TinyFish has launched Bigset, an open-source multi-agent system that turns a plain-language sentence into a structured dataset pulled from the live web. You describe what you want, and Bigset infers the schema, sends autonomous agents to research it on real web pages, verifies their findings against sources, deduplicates, and hands back a clean table you can export as CSV or XLSX. Set a refresh cadence from 30 minutes to weekly, and have the agents rerun on schedule so the dataset stays current without anyone needing to touch a script.
University Application Tracker
The work is split across two agent roles. An orchestrator agent does breadth-first discovery, identifying which rows belong in the dataset and where on the web to find them, then dispatches sub-agents to fill each one. The orchestrator holds no write access of its own. Each sub-agent researches a single entity under a tight budget of 6 tool calls, pulls real data via TinyFish Search and Fetch, and inserts one verified row with its source URLs and a record of how the data was found.

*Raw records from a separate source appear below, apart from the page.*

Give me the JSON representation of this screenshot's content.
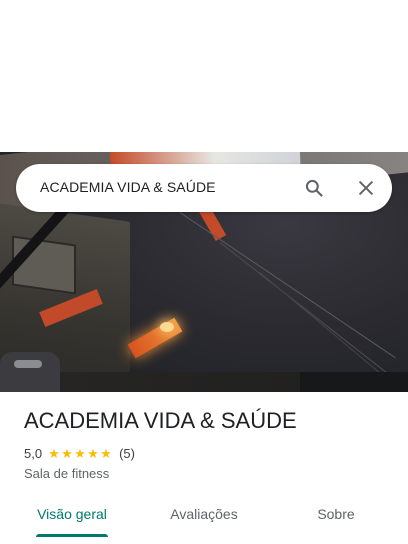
{
  "search": {
    "query": "ACADEMIA VIDA & SAÚDE",
    "search_icon": "search-icon",
    "close_icon": "close-icon"
  },
  "place": {
    "name": "ACADEMIA VIDA & SAÚDE",
    "rating": "5,0",
    "stars": 5,
    "star_glyph": "★",
    "review_count": "(5)",
    "category": "Sala de fitness"
  },
  "tabs": [
    {
      "label": "Visão geral",
      "active": true
    },
    {
      "label": "Avaliações",
      "active": false
    },
    {
      "label": "Sobre",
      "active": false
    }
  ],
  "colors": {
    "accent": "#01786f",
    "star": "#fbbc04",
    "text": "#202124",
    "secondary_text": "#5f6368"
  }
}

Sub-agents are instructed never to fabricate values, to leave fields blank when they cannot be confirmed, and to reject duplicate primary keys automatically. The orchestrator runs until the dataset reaches its row target, building faster as it learns where the data lives.

Bigset is licensed under AGPL-3.0 and runs self-hosted through Docker, with schema inference on Claude Sonnet 4.6 and the agent roles on Qwen3.7-max by default, all routed through OpenRouter and configurable per role. The team is candid that the project is experimental: a dataset takes 2 to 5 minutes to build, it works best on topics with public web data, and the free tier covers 2,500 row operations per month. It ships with 9 curated public datasets covering AI companies hiring, GPU prices, model pricing, and top open-source repositories, browsable without an account.
Test it out for yourself on TinyFish!
TinyFish is the Palo Alto-based company behind the platform, backed by $47 million in Series A funding led by ICONIQ, and counts Google, DoorDash, and Amazon among its enterprise clients, having processed more than 40 million agent operations. Bigset is built directly on TinyFish Search and Fetch, the same web infrastructure underneath the company's enterprise agent products, and arrives as the open-source answer to proprietary natural-language dataset tools, with no per-seat pricing, no domain restrictions, and full pipeline ownership for anyone who runs it themselves.